YC Professors Publish Colonial Book Series
History professors Tim McNeese and Shane Mountjoy have published a new series of books focusing on the founding of early American colonial settlements. The eight book series was published by the New York publisher, Chelsea House, which produces books largely for middle and high school readers.
The series, “Colonial Settlements in America,” includes eight books presenting the events leading up the founding and early settlement years of important colonial outposts, all of which became important towns, cities, or capitals. The eight titles include five written by Professor McNeese (Jamestown, Plymouth, Santa Fe, New Amsterdam, and Williamsburg) and two titles by Professor Mountjoy (St. Augustine and Philadelphia). The eighth book, Yerba Buena (modern-day San Francisco), was written by former YC English professor, Dr. Larry Van Meter.
“This whole project came about because of the 400th anniversary of the founding of Jamestown,” explains McNeese, who also served as the series editor. “It provided us with a good tie-in.”
Jamestown, originally founded as Fort James in May, 1607, would become the first permanent English colony established in North America.
“Once we had Jamestown as a springboard, it became obvious that we should write a series of books on other, similar colonial outposts, not just those established as English settlements, but by the Dutch and Spanish, as well,” says McNeese.
The result is a series of books generally intended for high school students that features six colonial settlements established on the Atlantic Coast and two in the Far West, in California and New Mexico.
“It is easy to overlook the importance of early colonial settlements,” says Mountjoy, “because we are so far removed from the kinds of lives those people led.”
Perhaps the most unique aspect of the newly-published series is its connection to York College.
“One of the excitements of doing the series was that we were able to write all eight titles using York College professors,” notes McNeese.
All eight of the colonies covered in this series experienced their own unique histories, says McNeese. Those colonists who established some of the earlier ones, such as Plymouth and Jamestown, experienced very difficult years that included starvation and even cannibalism.
Although the residents of some early colonies faced constant hardships, each of those included in the series not only survived, but became key founding mile markers on the path of American history. Mountjoy notes the importance of these early American settlements and the impact they would have on the development, not only of the colonies, but of the future United States.
As he explains: “Many of these and other early settlements set the stage for the future American republic. In many cases, founding settlers established norms, traditions, and institutions that protected individual rights and freedoms that were later preserved in the U.S. Constitution.”
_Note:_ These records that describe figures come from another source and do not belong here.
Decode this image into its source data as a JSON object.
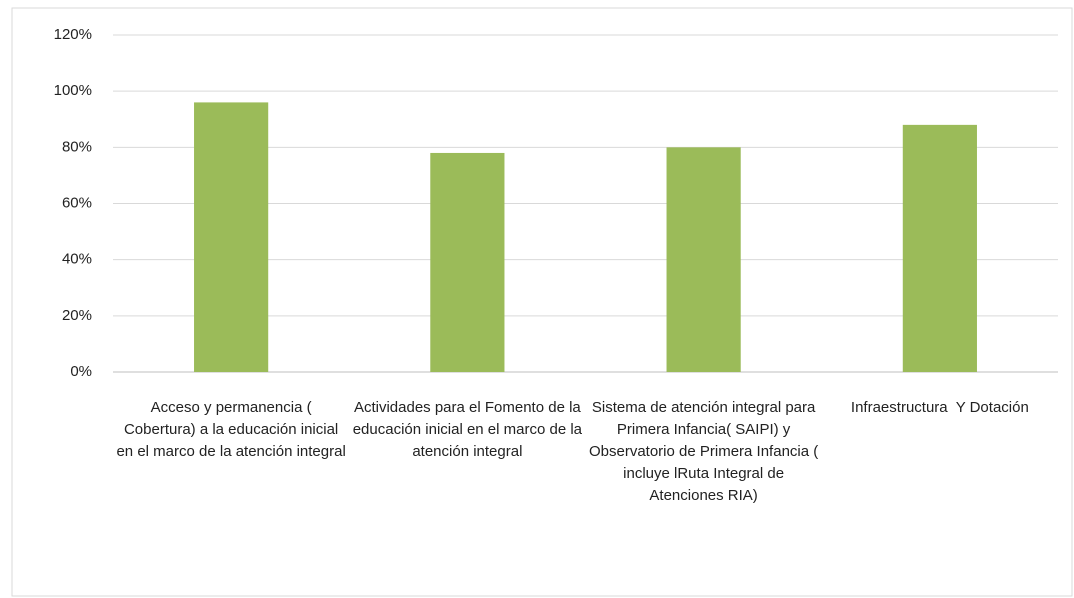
{
  "chart_data": {
    "type": "bar",
    "categories": [
      "Acceso y permanencia ( Cobertura) a la educación inicial en el marco de la atención integral",
      "Actividades para el Fomento de la educación inicial en el marco de la atención integral",
      "Sistema de atención integral para Primera Infancia( SAIPI) y Observatorio de Primera Infancia ( incluye lRuta Integral de Atenciones RIA)",
      "Infraestructura  Y Dotación"
    ],
    "values": [
      96,
      78,
      80,
      88
    ],
    "color": "#9bbb59",
    "ylim": [
      0,
      120
    ],
    "yticks": [
      {
        "value": 0,
        "label": "0%"
      },
      {
        "value": 20,
        "label": "20%"
      },
      {
        "value": 40,
        "label": "40%"
      },
      {
        "value": 60,
        "label": "60%"
      },
      {
        "value": 80,
        "label": "80%"
      },
      {
        "value": 100,
        "label": "100%"
      },
      {
        "value": 120,
        "label": "120%"
      }
    ],
    "grid": true
  }
}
The two YC professors are not new to working together on book projects. They first published a pair of readers for their U.S. history students with American Heritage back in 1994. McNeese and Mountjoy have collaborated on several book series with Chelsea House Publishers over the past four years. Their previous collaboration was on a series featuring important U.S. Supreme Court cases, which was published in late 2006 and in the spring of this year. Their series on important social and political movements in American history is slated for publication this fall.
Mountjoy and McNeese are not resting after the publication of their latest series. Both instructors will be writing this academic year on two series, one on important milestones in American history and the other on the Civil War.